VANCOUVER, British Columbia (Reuters) - British Columbia's projected budget surplus has dropped by more than half because of the slower U.S. economy and lower personal income tax revenue, provincial officials said on Monday.
The Pacific coast province also warned it expects revenues over the next three years will be C$3 billion less than projected, but Finance Minister Colin Hansen vowed not to run a deficit during that time.
The C$450 million ($364 million) surplus for the C$37.7 billion 2008-09 budget contrasts with the C$1 billion surplus that financial officials had projected in their last update in September. The fiscal year ends in March.

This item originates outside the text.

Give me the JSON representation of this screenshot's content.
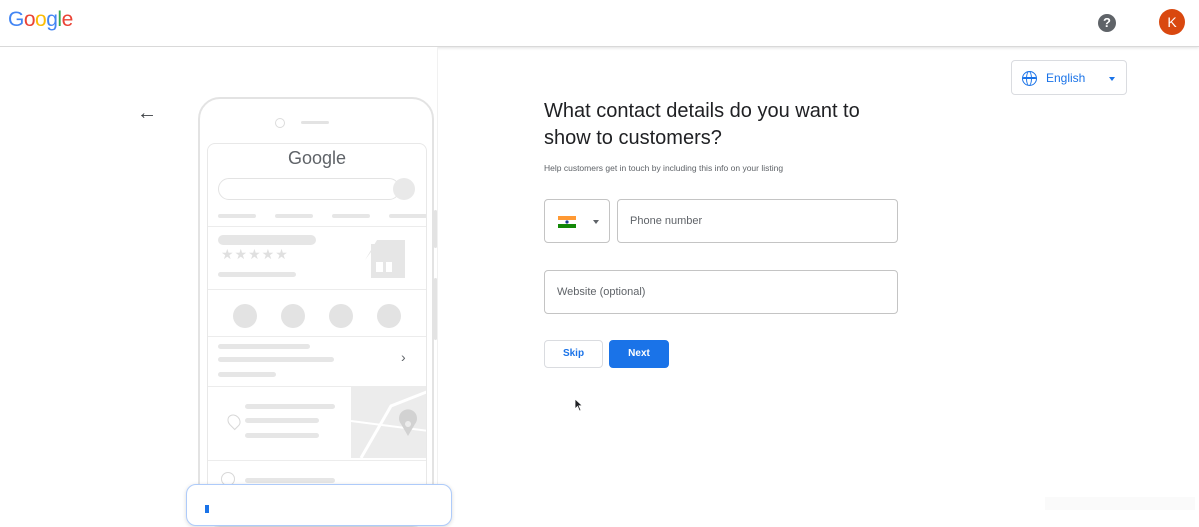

The revised surplus would have been even lower had the province not also cut the contingency allowance it leaves for potential errors in revenue and spending forecasts to C$500 million from C$750 million.
Provincial economists said British Columbia's natural resource-based economy was slowing, but it was too early to say if it would fall into recession. GDP growth is projected now at 1.4 percent for 2008 and 1.9 percent in 2009.
The weak U.S. housing market has slashed revenue from provincial forest lands, and lower natural gas prices have squeezed drilling royalties -- although gas prices are still higher than projected when the budget was unveiled in February.
Hansen said the government would use spending cuts not higher taxes to make up for any revenue shortfall, but there was no plan to delay the increase in carbon taxes on gasoline and other fuels scheduled for next July.
Premier Gordon Campbell, whose Liberal government faces an election in May, announced last month that because of the slowing economy it would speed up income tax cuts that were scheduled for next year.
Economists said on Monday those income tax cuts were part of the reason personal income tax revenue was projected to fall below earlier expectations.